You can do anything when you work at home. I used to think I could sit around in my pajamas all day but then realized that will be the very day the UPS package you'd been waiting for arrives, and you have to change before answering it. I mean, you don't want to open up the door in a flannel nightie. People might get ideas.

My dog is doing better now that she's a few days into the treatment for her Lyme Disease. If I didn't know any better, I wouldn't know she'd ever been sick. She is enthusiastically taking walks with me. She's sleeping and resting up but definitely has more energy. She's in a much better mood and is eating and drinking again.
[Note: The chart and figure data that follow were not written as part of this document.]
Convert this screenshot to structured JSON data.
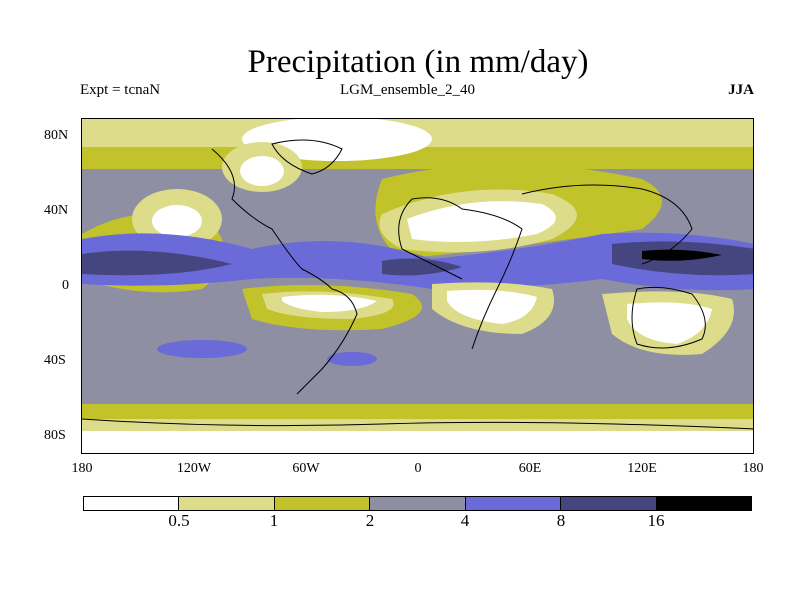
{
  "title": "Precipitation (in mm/day)",
  "experiment": "Expt = tcnaN",
  "ensemble": "LGM_ensemble_2_40",
  "season": "JJA",
  "lat_ticks": [
    "80N",
    "40N",
    "0",
    "40S",
    "80S"
  ],
  "lon_ticks": [
    "180",
    "120W",
    "60W",
    "0",
    "60E",
    "120E",
    "180"
  ],
  "colorbar": {
    "labels": [
      "0.5",
      "1",
      "2",
      "4",
      "8",
      "16"
    ],
    "colors": [
      "#ffffff",
      "#dcdc8a",
      "#c2c22a",
      "#8e8fa2",
      "#6a6ad8",
      "#45457f",
      "#000000"
    ]
  }
}
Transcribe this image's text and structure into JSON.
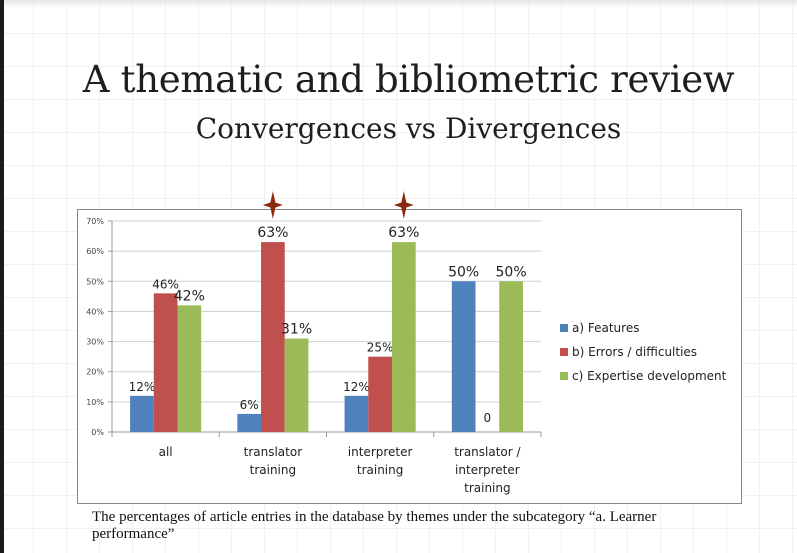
{
  "slide": {
    "title": "A thematic and bibliometric review",
    "subtitle": "Convergences vs Divergences",
    "caption": "The percentages of article entries in the database by themes under the subcategory “a. Learner performance”"
  },
  "chart_data": {
    "type": "bar",
    "categories": [
      [
        "all"
      ],
      [
        "translator",
        "training"
      ],
      [
        "interpreter",
        "training"
      ],
      [
        "translator /",
        "interpreter",
        "training"
      ]
    ],
    "series": [
      {
        "name": "a) Features",
        "color": "#4f81bd",
        "values": [
          12,
          6,
          12,
          50
        ],
        "labels": [
          "12%",
          "6%",
          "12%",
          "50%"
        ]
      },
      {
        "name": "b) Errors / difficulties",
        "color": "#c0504d",
        "values": [
          46,
          63,
          25,
          0
        ],
        "labels": [
          "46%",
          "63%",
          "25%",
          "0"
        ]
      },
      {
        "name": "c) Expertise development",
        "color": "#9bbb59",
        "values": [
          42,
          31,
          63,
          50
        ],
        "labels": [
          "42%",
          "31%",
          "63%",
          "50%"
        ]
      }
    ],
    "ylim": [
      0,
      70
    ],
    "yticks": [
      "0%",
      "10%",
      "20%",
      "30%",
      "40%",
      "50%",
      "60%",
      "70%"
    ],
    "grid": true,
    "legend": "right",
    "highlight_markers": [
      {
        "category": 1,
        "series": 1
      },
      {
        "category": 2,
        "series": 2
      }
    ],
    "highlight_color": "#8b2a10"
  }
}
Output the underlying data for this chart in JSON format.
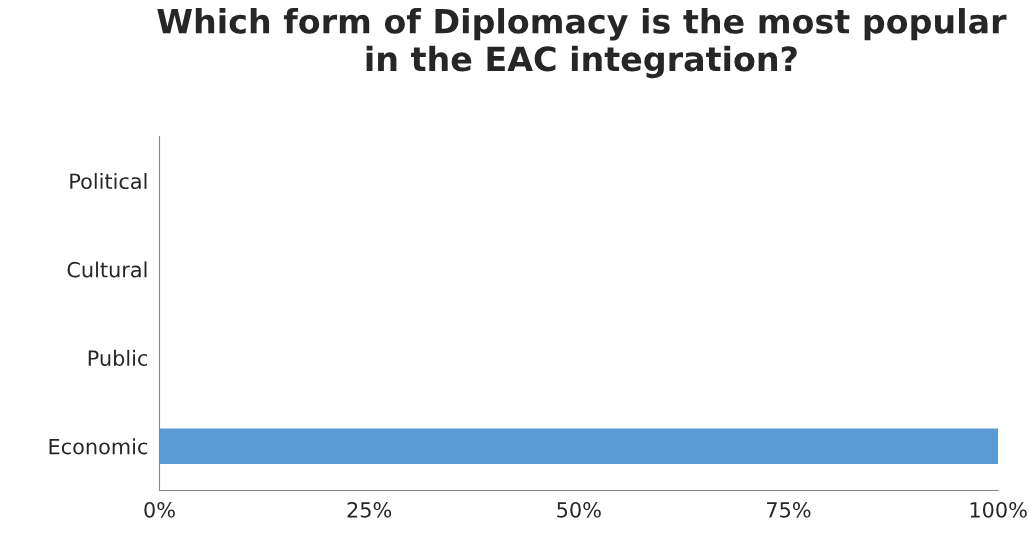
{
  "chart_data": {
    "type": "bar",
    "orientation": "horizontal",
    "title": "Which form of Diplomacy is the most popular in the EAC integration?",
    "categories": [
      "Political",
      "Cultural",
      "Public",
      "Economic"
    ],
    "values": [
      0,
      0,
      0,
      100
    ],
    "color": "#5b9bd5",
    "xlim": [
      0,
      100
    ],
    "xticks": [
      {
        "value": 0,
        "label": "0%"
      },
      {
        "value": 25,
        "label": "25%"
      },
      {
        "value": 50,
        "label": "50%"
      },
      {
        "value": 75,
        "label": "75%"
      },
      {
        "value": 100,
        "label": "100%"
      }
    ],
    "grid": false,
    "legend": false
  }
}
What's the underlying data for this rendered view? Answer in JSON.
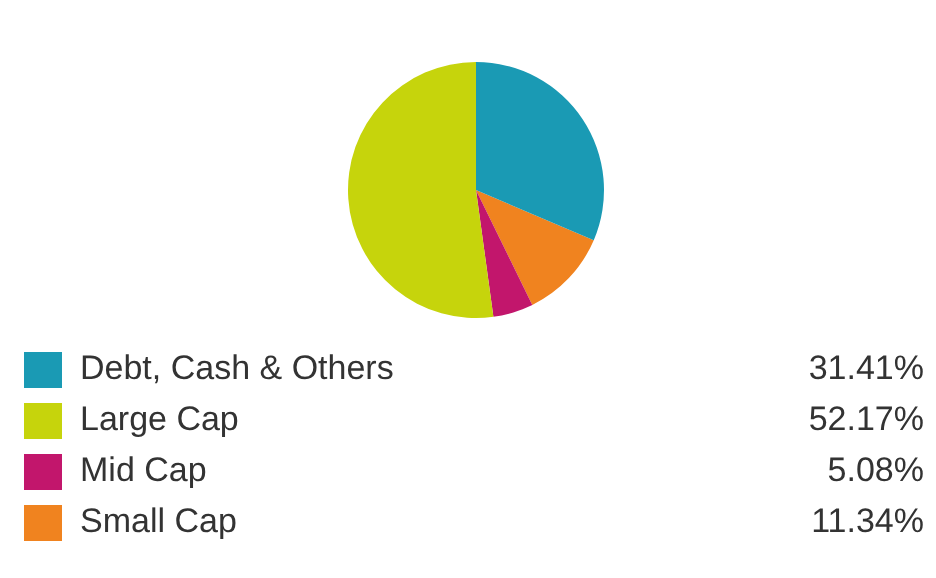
{
  "chart_data": {
    "type": "pie",
    "categories": [
      "Debt, Cash & Others",
      "Large Cap",
      "Mid Cap",
      "Small Cap"
    ],
    "values": [
      31.41,
      52.17,
      5.08,
      11.34
    ],
    "colors": [
      "#1a9ab4",
      "#c6d40c",
      "#c2166c",
      "#f0831f"
    ],
    "value_labels": [
      "31.41%",
      "52.17%",
      "5.08%",
      "11.34%"
    ],
    "legend": "bottom"
  }
}
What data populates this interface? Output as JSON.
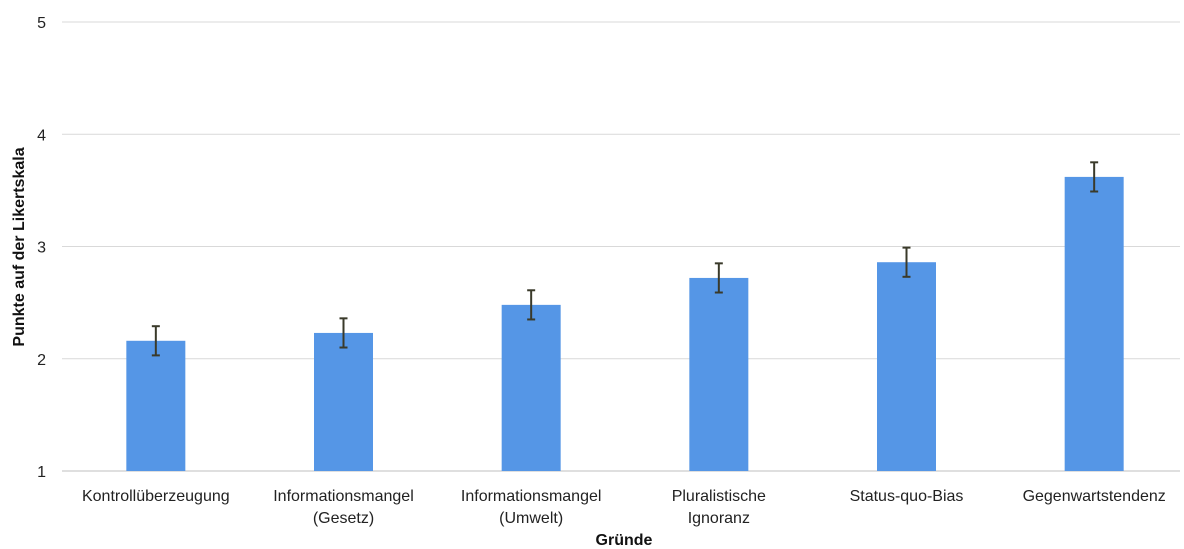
{
  "chart_data": {
    "type": "bar",
    "categories": [
      [
        "Kontrollüberzeugung"
      ],
      [
        "Informationsmangel",
        "(Gesetz)"
      ],
      [
        "Informationsmangel",
        "(Umwelt)"
      ],
      [
        "Pluralistische",
        "Ignoranz"
      ],
      [
        "Status-quo-Bias"
      ],
      [
        "Gegenwartstendenz"
      ]
    ],
    "values": [
      2.16,
      2.23,
      2.48,
      2.72,
      2.86,
      3.62
    ],
    "errors": [
      0.13,
      0.13,
      0.13,
      0.13,
      0.13,
      0.13
    ],
    "xlabel": "Gründe",
    "ylabel": "Punkte auf der Likertskala",
    "ylim": [
      1,
      5
    ],
    "yticks": [
      "1",
      "2",
      "3",
      "4",
      "5"
    ],
    "grid": true,
    "bar_color": "#5596e6"
  }
}
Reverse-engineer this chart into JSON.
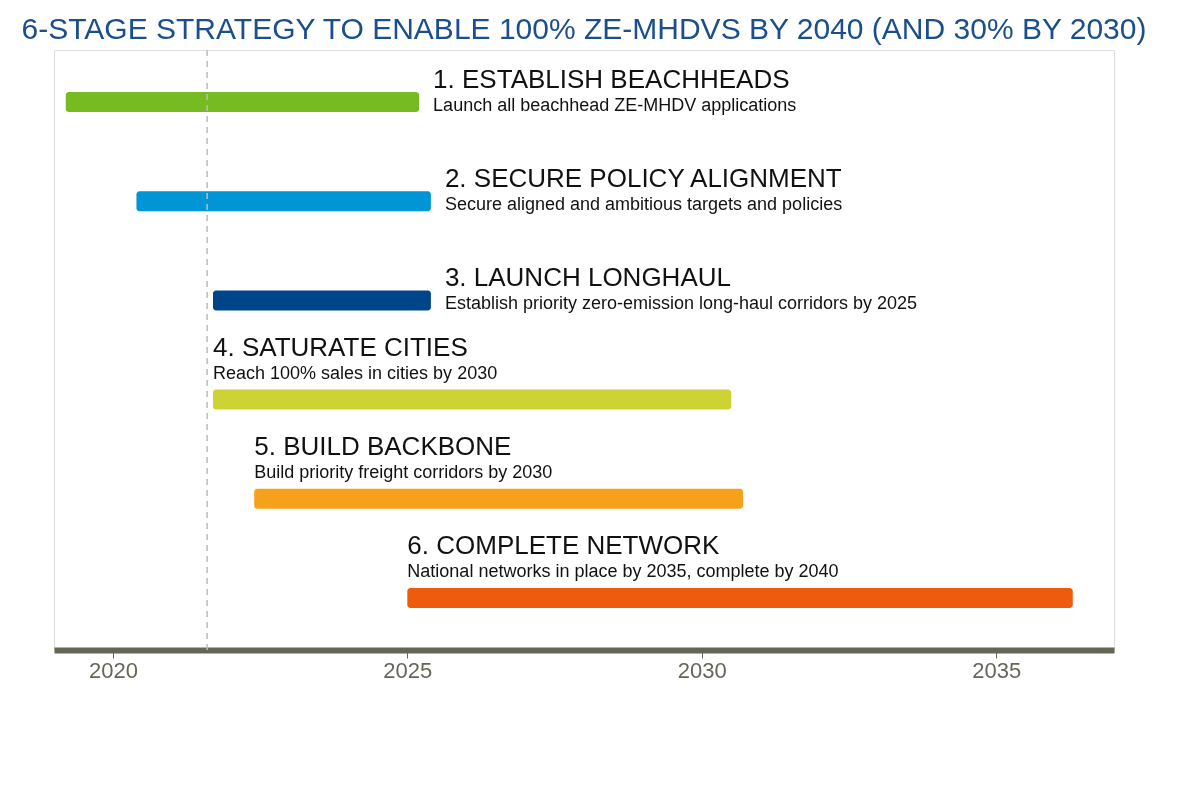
{
  "chart_data": {
    "type": "bar",
    "orientation": "horizontal",
    "title": "6-STAGE STRATEGY TO ENABLE 100% ZE-MHDVS BY 2040 (AND 30% BY 2030)",
    "categories": [
      "1. ESTABLISH BEACHHEADS",
      "2. SECURE POLICY ALIGNMENT",
      "3. LAUNCH LONGHAUL",
      "4. SATURATE CITIES",
      "5. BUILD BACKBONE",
      "6. COMPLETE NETWORK"
    ],
    "base": [
      2019.2,
      2020.4,
      2021.7,
      2021.7,
      2022.4,
      2025.0
    ],
    "values": [
      6.0,
      5.0,
      3.7,
      8.8,
      8.3,
      11.3
    ],
    "colors": [
      "#77bb22",
      "#0096d6",
      "#004489",
      "#cdd334",
      "#f7a11a",
      "#ee5a0e"
    ],
    "xlim": [
      2019,
      2037
    ],
    "xticks": [
      2020,
      2025,
      2030,
      2035
    ],
    "tick_labels": "x",
    "grid": false,
    "ref_lines": [
      {
        "axis": "x",
        "value": 2021.6,
        "color": "#bbbbbb",
        "line_style": "dashed"
      }
    ],
    "annotations": [
      "Launch all beachhead ZE-MHDV applications",
      "Secure aligned and ambitious targets and policies",
      "Establish priority zero-emission long-haul corridors by 2025",
      "Reach 100% sales in cities by 2030",
      "Build priority freight corridors by 2030",
      "National networks in place by 2035, complete by 2040"
    ]
  }
}
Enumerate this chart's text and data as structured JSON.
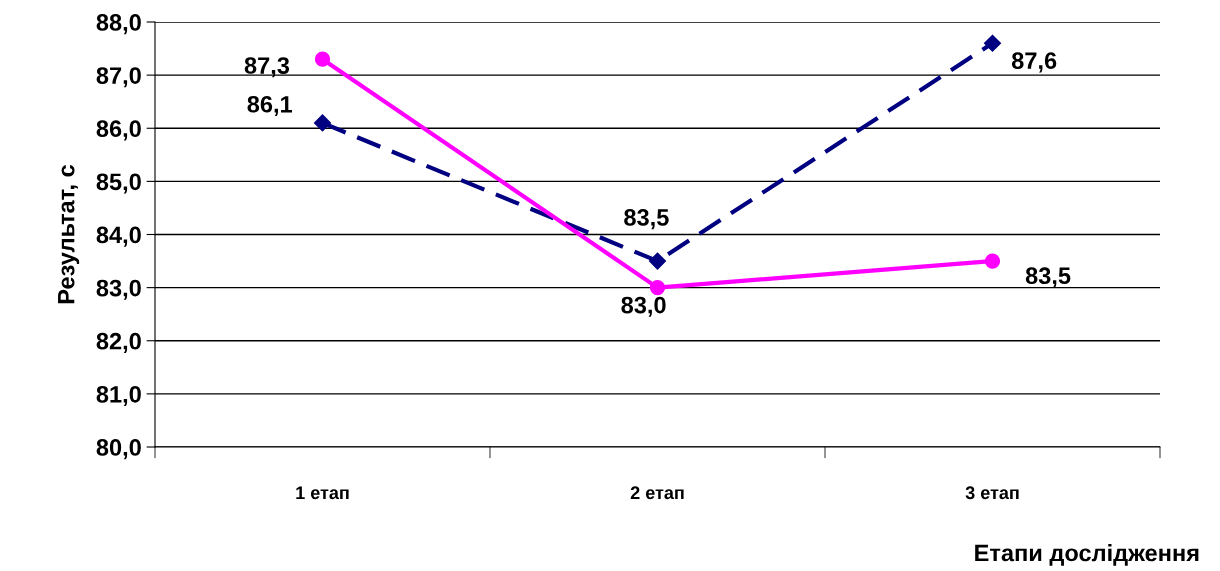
{
  "chart_data": {
    "type": "line",
    "xlabel": "Етапи дослідження",
    "ylabel": "Результат, с",
    "categories": [
      "1 етап",
      "2 етап",
      "3 етап"
    ],
    "series": [
      {
        "color": "#000080",
        "values": [
          86.1,
          83.5,
          87.6
        ],
        "marker": "diamond",
        "line_style": "dashed",
        "value_labels": [
          "86,1",
          "83,5",
          "87,6"
        ]
      },
      {
        "color": "#ff00ff",
        "values": [
          87.3,
          83.0,
          83.5
        ],
        "marker": "circle",
        "line_style": "solid",
        "value_labels": [
          "87,3",
          "83,0",
          "83,5"
        ]
      }
    ],
    "ylim": [
      80,
      88
    ],
    "yticks": [
      {
        "value": 80,
        "label": "80,0"
      },
      {
        "value": 81,
        "label": "81,0"
      },
      {
        "value": 82,
        "label": "82,0"
      },
      {
        "value": 83,
        "label": "83,0"
      },
      {
        "value": 84,
        "label": "84,0"
      },
      {
        "value": 85,
        "label": "85,0"
      },
      {
        "value": 86,
        "label": "86,0"
      },
      {
        "value": 87,
        "label": "87,0"
      },
      {
        "value": 88,
        "label": "88,0"
      }
    ],
    "grid": "y",
    "legend": false
  }
}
So it looks like we've passed the worst part of it. However, her course of treatment involves more than a month of medication. She doesn't mind because I'm administering her medication with cheese. If she knew this was how she got her twice daily cheese snacks, she'd probably be trying to get sick.

I've picked up a slight cold, which isn't surprising given this monstrous weather. There is now sleet falling. Wrong! This is just wrong!

I just saw Bringing Down the House and there was a little 12-year-old girl watching it and saying "Eww!" every time Steve Martin kissed somebody. I don't know if it was kissing in general or Steve Martin in particular that she disliked.

I was bummed out yesterday morning because I found out NBC journalist David Bloom died in Iraq of a pulmonary embolism, which can be caused by dehydration (i.e. being in the desert) and by long periods of inactivity (i.e. riding around in a tank). The official line is that it's "not combat related." It is, however, definitely related to the conditions in Iraq, and the reason he was there was to cover the combat. I don't know quite what else to say about it except that I was first saddened and then angered at yet one more senseless loss of life from this horrible conflict. Soon we'll have enough coalition and journalist deaths to surpass the deaths in the Great White inferno in Rhode Island.

Yesterday, I caught some little girls stealing daffodils from a neighbor's garden. I confronted them. "Didn't your mama tell you not to steal people's flowers?" I asked. "They work hard on that garden." The girls looked confused and upset, like they might cry. I know they were probably just taken them to their mom and she probably would have said exactly what I did, but seeing as how I walked by and saw it happening, I thought it was best to speak up. Besides, I always wanted to be the cranky old neighbor lady telling kids not to do stuff.

The neighbor across the street was out watering his garden at the time. He saw the whole thing and didn't say anything. Then again, the whole time I've lived in this neighborhood, I've only heard him say a handful of words, even to his family. Maybe they have telepathy.

Maybe he figured it wasn't his business because it wasn't his garden. Maybe that's also why he keeps a small dog in his yard, who frightens mine. The dog hides in the yard so that you think he's not there, and when you pass by, he runs out and starts barking fiercely. My dog jumps out of her skin. The other dog laughs.

The sleet is turning to snow flakes, so we're turning home. The confused daffodils, all over the neighborhood, have no way to run. But I guess life doesn't always make sense, and you can't control the things that happen. We have two choices: one is to regret everything we've ever done. The other is to learn from it.

I can say one thing: I never again mistook a Volvo for a Volkswagen.

Moral:
Those who don't learn from their mistakes are doomed to torture themselves with the memory of them.